COLOMBO: In a significant development for Sri Lanka’s automotive sector, the government has taken the step of rolling back certain vehicle import restrictions that were originally put in place in March 2020. This move marks a departure from previous policies and signals a more open approach towards trade in heavy vehicles.
Under the newly announced regulations, heavy vehicles such as buses, trucks, and tankers are now allowed to be imported into the country. This decision was conveyed through an official government notification issued by President Ranil Wickremesinghe, who also holds the position of finance minister. However, it’s important to note that the import bans on passenger vehicles, including cars, will remain unchanged.

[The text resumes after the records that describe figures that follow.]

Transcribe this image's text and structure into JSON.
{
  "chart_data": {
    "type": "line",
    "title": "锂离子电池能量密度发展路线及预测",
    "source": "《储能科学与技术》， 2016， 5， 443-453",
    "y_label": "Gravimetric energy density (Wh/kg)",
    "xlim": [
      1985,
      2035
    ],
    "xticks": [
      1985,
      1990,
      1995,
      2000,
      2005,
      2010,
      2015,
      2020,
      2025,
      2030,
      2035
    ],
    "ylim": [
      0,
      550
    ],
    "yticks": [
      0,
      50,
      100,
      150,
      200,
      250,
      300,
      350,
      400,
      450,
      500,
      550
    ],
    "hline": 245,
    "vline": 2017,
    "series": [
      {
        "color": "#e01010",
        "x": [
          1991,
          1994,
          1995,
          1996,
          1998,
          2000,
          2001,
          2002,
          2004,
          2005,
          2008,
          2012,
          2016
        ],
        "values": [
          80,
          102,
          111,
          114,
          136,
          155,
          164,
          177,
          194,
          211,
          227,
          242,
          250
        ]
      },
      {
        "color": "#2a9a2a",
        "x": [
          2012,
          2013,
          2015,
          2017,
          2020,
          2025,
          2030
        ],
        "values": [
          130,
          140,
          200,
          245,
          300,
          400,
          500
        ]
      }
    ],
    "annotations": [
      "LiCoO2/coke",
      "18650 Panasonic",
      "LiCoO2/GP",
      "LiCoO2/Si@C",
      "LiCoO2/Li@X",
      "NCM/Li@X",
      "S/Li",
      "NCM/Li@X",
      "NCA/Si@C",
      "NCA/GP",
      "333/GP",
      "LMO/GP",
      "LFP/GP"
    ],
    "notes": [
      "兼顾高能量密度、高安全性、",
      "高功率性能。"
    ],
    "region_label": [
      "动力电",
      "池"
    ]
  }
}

This update arrives at a juncture when Sri Lanka’s economy has shown signs of stabilization over the past nine months. The country secured a significant $2.9 billion bailout from the International Monetary Fund (IMF), a move that played a pivotal role in reining inflation levels and initiating the rebuilding of foreign exchange reserves. Notably, Sri Lanka’s reserves experienced an impressive 26% growth, reaching a 19-month high of $3.8 billion in July. This achievement can be attributed to a boost in remittances and earnings from the tourism sector.
As a testament to the economic progress, the national currency has also demonstrated resilience, recording a rise of approximately 13.5% throughout the year, as indicated by central bank data. This positive trajectory showcases the nation’s commitment to financial stability and prudent monetary policies.
Yet, amidst these positive developments, challenges remain on the horizon. While the easing of the crisis is undoubtedly a positive step, Sri Lanka is still engaged in crucial debt negotiations with its creditors. The government aims to conclude these talks by September, coinciding with the first IMF programme review. Additionally, implementing key economic reforms is pivotal to ensuring the sustainability of the ongoing recovery efforts.
Although the Sri Lankan economy is anticipated to experience a contraction of about 2% this year, according to estimates from the central bank, this projection marks a significant improvement from the 7.8% contraction witnessed the previous year. The reform measures undertaken and the cautious approach towards policy changes are expected to drive the economy towards a more resilient and sustainable growth path.